If they're above ₹4L and you have HRA or NPS: run the numbers.
If you have a home loan with outstanding balance above ₹30L: check old regime almost regardless of other deductions.
The tax calculator will give you the exact comparison in about two minutes.
The default
From Tax Year 2026-27, new regime is the default under the Income Tax Act 2025. If you don't tell your employer otherwise via Form 12BB, your TDS is deducted under new regime slabs.
To opt into old regime: submit Form 12BB to HR at the start of the financial year. For Tax Year 2026-27, talk to HR now if you haven't already — April payroll may already be processed.
The honest bottom line
If you earn below ₹15L and don't have a home loan: new regime. Zero admin, zero deduction tracking, zero tax up to ₹12.75L.
If you earn above ₹15L with a home loan or very high HRA: run the old regime numbers. The savings may justify the paperwork.
For everyone else: the new regime beats expectations because the 2025 budget changed the slabs significantly. The old advice (new regime only for incomes above ₹7L with few deductions) no longer applies.
Tax figures for Tax Year 2026-27. Assumes salaried income only, no surcharge (income below ₹50L). HRA varies by city, basic salary, and rent amount. Worked examples are illustrative — consult a CA for your situation.
Frequently asked questions
At what salary does new regime start losing to old regime?
In most cases, new regime wins below ₹15L gross salary. Above ₹15L, old regime can win only if you have a home loan with meaningful outstanding balance (above ₹25–30L) combined with full utilisation of 80C, 80D, HRA, and NPS. Without a home loan, new regime remains competitive even at ₹20L and above.
Can I switch between old and new regime every year?
Salaried employees can switch regimes annually. Tell your employer your preference via Form 12BB before the financial year starts. If you miss that window, your TDS defaults to new regime, but you can still choose the correct regime when filing your ITR. Switching doesn't carry a penalty.
Does HRA still count under the new regime?
No. HRA exemption under Section 10(13A) is available only under the old regime. If you choose new regime, HRA is treated as fully taxable income. For salaried employees paying high rent in a metro, HRA can be a large deduction — compare both regimes carefully if HRA + 80C together exceed ₹3L.
Is the ₹75,000 standard deduction available in both regimes?
Yes. The ₹75,000 standard deduction for salaried employees applies under both old and new regimes. Your employer already accounts for it in TDS — it doesn't need separate documentation.
My employer already deducted TDS under new regime. Can I still choose old regime at ITR filing?

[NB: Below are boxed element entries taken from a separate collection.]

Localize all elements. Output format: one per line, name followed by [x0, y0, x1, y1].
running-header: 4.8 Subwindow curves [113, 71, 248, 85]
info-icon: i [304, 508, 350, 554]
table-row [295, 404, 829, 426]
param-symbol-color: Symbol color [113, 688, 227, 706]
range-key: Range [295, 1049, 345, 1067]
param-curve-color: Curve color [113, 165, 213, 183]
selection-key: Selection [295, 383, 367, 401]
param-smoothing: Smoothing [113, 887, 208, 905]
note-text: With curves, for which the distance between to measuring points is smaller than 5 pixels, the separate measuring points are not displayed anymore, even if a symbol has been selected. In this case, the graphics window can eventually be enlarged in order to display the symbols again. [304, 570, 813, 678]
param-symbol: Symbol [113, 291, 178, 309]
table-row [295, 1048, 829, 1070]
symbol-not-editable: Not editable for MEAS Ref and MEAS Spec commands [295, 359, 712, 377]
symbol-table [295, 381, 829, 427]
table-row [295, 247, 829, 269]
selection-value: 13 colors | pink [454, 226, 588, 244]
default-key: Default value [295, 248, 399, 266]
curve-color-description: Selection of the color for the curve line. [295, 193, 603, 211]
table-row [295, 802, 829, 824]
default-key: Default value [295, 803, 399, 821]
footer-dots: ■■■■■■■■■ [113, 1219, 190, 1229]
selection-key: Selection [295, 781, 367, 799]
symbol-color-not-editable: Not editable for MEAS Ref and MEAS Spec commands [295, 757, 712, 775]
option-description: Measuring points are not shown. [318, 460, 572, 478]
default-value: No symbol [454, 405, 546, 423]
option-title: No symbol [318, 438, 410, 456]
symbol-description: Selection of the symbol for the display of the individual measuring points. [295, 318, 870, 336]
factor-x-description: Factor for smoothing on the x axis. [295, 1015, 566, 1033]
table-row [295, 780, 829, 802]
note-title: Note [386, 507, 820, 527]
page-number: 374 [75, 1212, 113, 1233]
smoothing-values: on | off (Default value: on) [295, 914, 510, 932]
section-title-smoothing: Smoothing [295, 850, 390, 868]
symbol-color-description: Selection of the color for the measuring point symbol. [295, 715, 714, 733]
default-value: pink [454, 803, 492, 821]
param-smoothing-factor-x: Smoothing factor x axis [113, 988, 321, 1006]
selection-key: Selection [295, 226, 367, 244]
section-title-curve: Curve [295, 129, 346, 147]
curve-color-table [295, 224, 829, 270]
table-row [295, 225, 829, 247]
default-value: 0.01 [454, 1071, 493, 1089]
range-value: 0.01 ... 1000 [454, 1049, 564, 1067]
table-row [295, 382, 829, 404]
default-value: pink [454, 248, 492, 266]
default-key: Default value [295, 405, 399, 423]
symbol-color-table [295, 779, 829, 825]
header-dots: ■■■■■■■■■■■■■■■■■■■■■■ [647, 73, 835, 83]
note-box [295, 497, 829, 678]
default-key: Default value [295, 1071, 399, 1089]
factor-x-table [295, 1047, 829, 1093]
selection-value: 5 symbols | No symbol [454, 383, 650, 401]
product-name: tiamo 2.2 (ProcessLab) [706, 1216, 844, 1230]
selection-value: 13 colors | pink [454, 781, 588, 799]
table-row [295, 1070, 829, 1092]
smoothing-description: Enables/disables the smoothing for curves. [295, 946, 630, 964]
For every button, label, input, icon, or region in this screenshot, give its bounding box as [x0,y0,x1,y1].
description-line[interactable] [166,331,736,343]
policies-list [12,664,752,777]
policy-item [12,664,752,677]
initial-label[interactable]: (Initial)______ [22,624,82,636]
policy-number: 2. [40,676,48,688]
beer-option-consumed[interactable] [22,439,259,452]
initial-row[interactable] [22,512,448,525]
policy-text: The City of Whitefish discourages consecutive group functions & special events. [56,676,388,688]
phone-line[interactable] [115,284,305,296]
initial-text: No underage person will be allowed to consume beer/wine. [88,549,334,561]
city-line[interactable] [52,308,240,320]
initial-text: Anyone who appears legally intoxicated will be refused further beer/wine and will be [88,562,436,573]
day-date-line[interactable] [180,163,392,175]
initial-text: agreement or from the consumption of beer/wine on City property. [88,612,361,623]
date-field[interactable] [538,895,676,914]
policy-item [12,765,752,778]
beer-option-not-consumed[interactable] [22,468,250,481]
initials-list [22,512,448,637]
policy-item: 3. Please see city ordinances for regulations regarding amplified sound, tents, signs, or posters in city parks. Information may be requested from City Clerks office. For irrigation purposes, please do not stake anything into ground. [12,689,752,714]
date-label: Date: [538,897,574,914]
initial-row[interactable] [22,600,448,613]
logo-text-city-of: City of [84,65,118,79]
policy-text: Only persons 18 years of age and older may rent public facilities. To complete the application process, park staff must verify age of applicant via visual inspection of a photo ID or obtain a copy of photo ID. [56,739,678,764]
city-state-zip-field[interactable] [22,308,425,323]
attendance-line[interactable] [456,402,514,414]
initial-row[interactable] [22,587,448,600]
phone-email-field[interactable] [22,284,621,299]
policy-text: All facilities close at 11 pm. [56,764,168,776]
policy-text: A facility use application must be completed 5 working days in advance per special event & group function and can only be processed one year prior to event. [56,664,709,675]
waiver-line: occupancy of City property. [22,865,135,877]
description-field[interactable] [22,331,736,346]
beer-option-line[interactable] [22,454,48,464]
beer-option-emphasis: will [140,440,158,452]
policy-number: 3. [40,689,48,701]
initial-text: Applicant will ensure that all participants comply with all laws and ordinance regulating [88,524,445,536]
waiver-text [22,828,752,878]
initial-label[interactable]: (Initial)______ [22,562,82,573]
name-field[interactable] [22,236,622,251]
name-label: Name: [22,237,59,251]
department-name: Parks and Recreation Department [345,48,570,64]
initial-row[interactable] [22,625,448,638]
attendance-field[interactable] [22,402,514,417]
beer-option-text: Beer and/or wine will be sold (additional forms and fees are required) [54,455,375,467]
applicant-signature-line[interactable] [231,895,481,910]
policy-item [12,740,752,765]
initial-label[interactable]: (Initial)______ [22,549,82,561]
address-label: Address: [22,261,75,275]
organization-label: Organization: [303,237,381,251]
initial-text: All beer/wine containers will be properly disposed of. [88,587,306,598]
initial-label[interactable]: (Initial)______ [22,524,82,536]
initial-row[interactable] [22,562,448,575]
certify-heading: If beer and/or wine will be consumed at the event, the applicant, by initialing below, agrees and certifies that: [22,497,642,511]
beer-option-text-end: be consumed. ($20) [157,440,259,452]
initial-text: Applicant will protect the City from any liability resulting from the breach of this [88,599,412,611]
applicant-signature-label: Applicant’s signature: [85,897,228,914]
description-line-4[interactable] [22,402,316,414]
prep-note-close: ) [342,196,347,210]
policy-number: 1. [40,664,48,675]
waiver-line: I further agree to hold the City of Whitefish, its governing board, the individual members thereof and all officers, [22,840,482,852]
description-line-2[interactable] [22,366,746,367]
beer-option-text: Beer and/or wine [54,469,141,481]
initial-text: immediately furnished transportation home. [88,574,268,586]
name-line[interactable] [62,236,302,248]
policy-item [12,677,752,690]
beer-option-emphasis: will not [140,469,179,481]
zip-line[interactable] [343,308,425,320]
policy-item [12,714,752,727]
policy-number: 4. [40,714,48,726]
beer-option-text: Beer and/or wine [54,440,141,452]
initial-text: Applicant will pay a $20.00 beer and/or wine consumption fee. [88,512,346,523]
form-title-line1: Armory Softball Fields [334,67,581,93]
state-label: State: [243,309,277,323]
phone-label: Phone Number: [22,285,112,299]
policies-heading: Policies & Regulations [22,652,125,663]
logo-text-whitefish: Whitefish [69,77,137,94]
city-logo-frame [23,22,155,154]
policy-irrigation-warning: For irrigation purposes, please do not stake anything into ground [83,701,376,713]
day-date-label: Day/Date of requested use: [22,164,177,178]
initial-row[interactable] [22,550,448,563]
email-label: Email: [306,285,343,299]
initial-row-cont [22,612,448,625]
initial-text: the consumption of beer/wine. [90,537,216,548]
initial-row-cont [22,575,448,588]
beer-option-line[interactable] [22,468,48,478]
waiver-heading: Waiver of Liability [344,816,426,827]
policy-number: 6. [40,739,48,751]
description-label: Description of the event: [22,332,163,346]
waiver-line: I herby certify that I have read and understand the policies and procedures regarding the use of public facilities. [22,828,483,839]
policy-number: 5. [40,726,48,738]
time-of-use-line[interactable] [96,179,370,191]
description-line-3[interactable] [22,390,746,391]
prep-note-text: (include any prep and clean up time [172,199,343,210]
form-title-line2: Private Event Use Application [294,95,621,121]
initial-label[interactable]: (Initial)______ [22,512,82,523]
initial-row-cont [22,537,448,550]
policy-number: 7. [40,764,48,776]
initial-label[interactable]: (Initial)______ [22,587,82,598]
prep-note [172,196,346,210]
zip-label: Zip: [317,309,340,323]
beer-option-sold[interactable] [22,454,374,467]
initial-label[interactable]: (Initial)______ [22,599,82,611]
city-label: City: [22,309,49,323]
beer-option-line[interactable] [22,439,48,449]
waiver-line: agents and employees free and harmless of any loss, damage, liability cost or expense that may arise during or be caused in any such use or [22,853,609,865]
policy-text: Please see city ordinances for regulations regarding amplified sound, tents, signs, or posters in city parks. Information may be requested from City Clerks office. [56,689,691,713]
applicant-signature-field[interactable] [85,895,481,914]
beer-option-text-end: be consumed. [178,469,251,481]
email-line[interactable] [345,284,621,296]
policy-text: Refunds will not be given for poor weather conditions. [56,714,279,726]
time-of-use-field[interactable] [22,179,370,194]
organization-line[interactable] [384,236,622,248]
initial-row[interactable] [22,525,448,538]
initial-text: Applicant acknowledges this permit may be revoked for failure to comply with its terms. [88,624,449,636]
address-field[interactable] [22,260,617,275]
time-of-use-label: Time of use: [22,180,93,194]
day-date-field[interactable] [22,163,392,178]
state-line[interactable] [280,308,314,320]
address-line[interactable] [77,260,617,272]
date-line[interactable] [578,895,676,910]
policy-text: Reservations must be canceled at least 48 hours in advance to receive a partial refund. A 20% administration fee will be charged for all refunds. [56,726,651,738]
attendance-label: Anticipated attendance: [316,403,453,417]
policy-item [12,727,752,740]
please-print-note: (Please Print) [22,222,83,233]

Yes. TDS deducted during the year is just an advance payment. When you file your ITR, you declare your chosen regime and the actual deductions you're claiming. If old regime results in lower tax than what TDS was computed on, you get a refund. If it results in higher tax (which would happen if you accidentally chose old regime with fewer deductions than expected), you pay the difference with interest.
What if I join a new employer mid-year? Does the regime carry over?
No. A new employer defaults to new regime unless you submit Form 12BB. If you were on old regime with your previous employer, submit Form 12BB to the new one promptly. Also provide Form 12B to the new employer showing salary already received, so they can correctly compute TDS for the rest of the year.